Руки дрожат. Голос срывается

Руки дрожат. Голос срывается. Слезы капают в вино. Ком в горле мешает дышать. Мурашки по всему телу, наверное, ищет выход моя любовь. Два часа назад узнала, что мой порядковый номер - уверенная двоечка.

Наглый звонок посреди семейного ужина, виноватое блеяние моего мужчины, любимые глаза, отведенные в сторону, чтоб не смотреть на моё лицо, ставшее чужим и жалким за какие-то пять минут, и вся жизнь наискосок через все планы, в сторону. На обочину. Заглох мотор. Приехали.
Господи, как хорошо, что тогда не забеременела, а я так плакала. Если бы знать.

Что, черт возьми, делать с билетами в Питер?
Как мне смотреть маме в глаза, которая ласково-снисходительной улыбкой вселит в меня не успокоение, а четкое понимание своей ничтожной глупости? А папе что говорить?

Как мне перебороть ставшее условным рефлексом желание по утрам варить кофе на двоих, ставить две чашки, две тарелки, две ложки.

Нет, жизнь ополовинена. Она, то есть я, обеднела, часть меня ушла и не вернется, а даже если и передумает, то я слишком брезглива, чтобы принять его обратно, уже всего изученного, замусоленного, зацелованного, измазанного чужой помадой и пропитавшегося чужими, неприятными, враждебными духами.

Ну что ещё тут думать?
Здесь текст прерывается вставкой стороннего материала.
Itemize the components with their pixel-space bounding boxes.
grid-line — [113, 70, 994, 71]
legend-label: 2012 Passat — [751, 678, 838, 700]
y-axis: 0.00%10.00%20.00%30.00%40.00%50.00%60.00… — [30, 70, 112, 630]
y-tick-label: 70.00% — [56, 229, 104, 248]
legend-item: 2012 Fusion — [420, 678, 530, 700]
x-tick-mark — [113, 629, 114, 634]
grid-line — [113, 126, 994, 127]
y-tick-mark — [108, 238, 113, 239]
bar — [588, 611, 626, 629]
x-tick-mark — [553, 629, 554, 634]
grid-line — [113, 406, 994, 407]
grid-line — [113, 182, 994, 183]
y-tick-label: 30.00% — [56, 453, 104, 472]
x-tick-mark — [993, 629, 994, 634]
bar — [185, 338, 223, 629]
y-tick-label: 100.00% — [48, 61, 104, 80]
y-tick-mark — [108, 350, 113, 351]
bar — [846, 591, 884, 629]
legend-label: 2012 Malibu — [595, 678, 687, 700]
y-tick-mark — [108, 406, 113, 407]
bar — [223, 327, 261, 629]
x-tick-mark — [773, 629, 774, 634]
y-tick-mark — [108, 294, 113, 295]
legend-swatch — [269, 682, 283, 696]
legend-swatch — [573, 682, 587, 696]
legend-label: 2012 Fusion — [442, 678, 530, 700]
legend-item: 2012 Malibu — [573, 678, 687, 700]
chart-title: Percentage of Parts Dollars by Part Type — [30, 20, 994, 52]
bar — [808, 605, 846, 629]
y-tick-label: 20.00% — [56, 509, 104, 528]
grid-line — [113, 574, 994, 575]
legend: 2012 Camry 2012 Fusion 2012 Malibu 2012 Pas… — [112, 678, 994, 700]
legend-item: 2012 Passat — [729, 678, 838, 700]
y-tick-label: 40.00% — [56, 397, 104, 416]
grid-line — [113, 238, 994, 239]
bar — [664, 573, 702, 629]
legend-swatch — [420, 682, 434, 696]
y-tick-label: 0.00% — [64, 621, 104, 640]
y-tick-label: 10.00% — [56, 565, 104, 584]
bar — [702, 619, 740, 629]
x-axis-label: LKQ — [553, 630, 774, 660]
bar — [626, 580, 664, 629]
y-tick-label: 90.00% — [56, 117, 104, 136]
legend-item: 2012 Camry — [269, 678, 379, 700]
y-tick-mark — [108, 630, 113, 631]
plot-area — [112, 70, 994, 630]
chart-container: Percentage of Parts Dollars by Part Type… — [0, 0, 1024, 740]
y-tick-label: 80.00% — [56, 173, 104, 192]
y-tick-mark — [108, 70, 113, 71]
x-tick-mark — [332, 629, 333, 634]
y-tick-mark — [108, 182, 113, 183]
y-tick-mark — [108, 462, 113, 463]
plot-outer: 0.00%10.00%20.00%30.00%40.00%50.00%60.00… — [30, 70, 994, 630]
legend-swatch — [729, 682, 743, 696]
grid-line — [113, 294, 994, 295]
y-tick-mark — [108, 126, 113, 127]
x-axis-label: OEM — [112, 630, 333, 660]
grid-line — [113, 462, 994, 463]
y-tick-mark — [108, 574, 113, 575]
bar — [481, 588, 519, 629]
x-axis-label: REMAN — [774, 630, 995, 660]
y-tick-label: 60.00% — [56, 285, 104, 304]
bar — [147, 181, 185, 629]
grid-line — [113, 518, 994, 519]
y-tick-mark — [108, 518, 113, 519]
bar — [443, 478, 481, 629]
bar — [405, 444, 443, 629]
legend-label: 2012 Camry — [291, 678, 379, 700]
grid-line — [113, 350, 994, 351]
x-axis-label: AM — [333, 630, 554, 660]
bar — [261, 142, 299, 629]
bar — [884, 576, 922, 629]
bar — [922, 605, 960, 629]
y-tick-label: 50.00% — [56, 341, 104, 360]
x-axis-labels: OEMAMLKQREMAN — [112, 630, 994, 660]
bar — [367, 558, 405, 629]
Всё по старому сценарию. Пить, курить, изводить себя танцами до упаду и ухаживаниями до смеху, гульками до утра, покатушками и работой, чтобы мысли вертелись только около дивана: как бы скорее прилечь, как бы суметь утром встать, как бы проводить домой того, кто там играет двухчасовую роль моего суженого-ряженого. Как бы там не сдохнуть.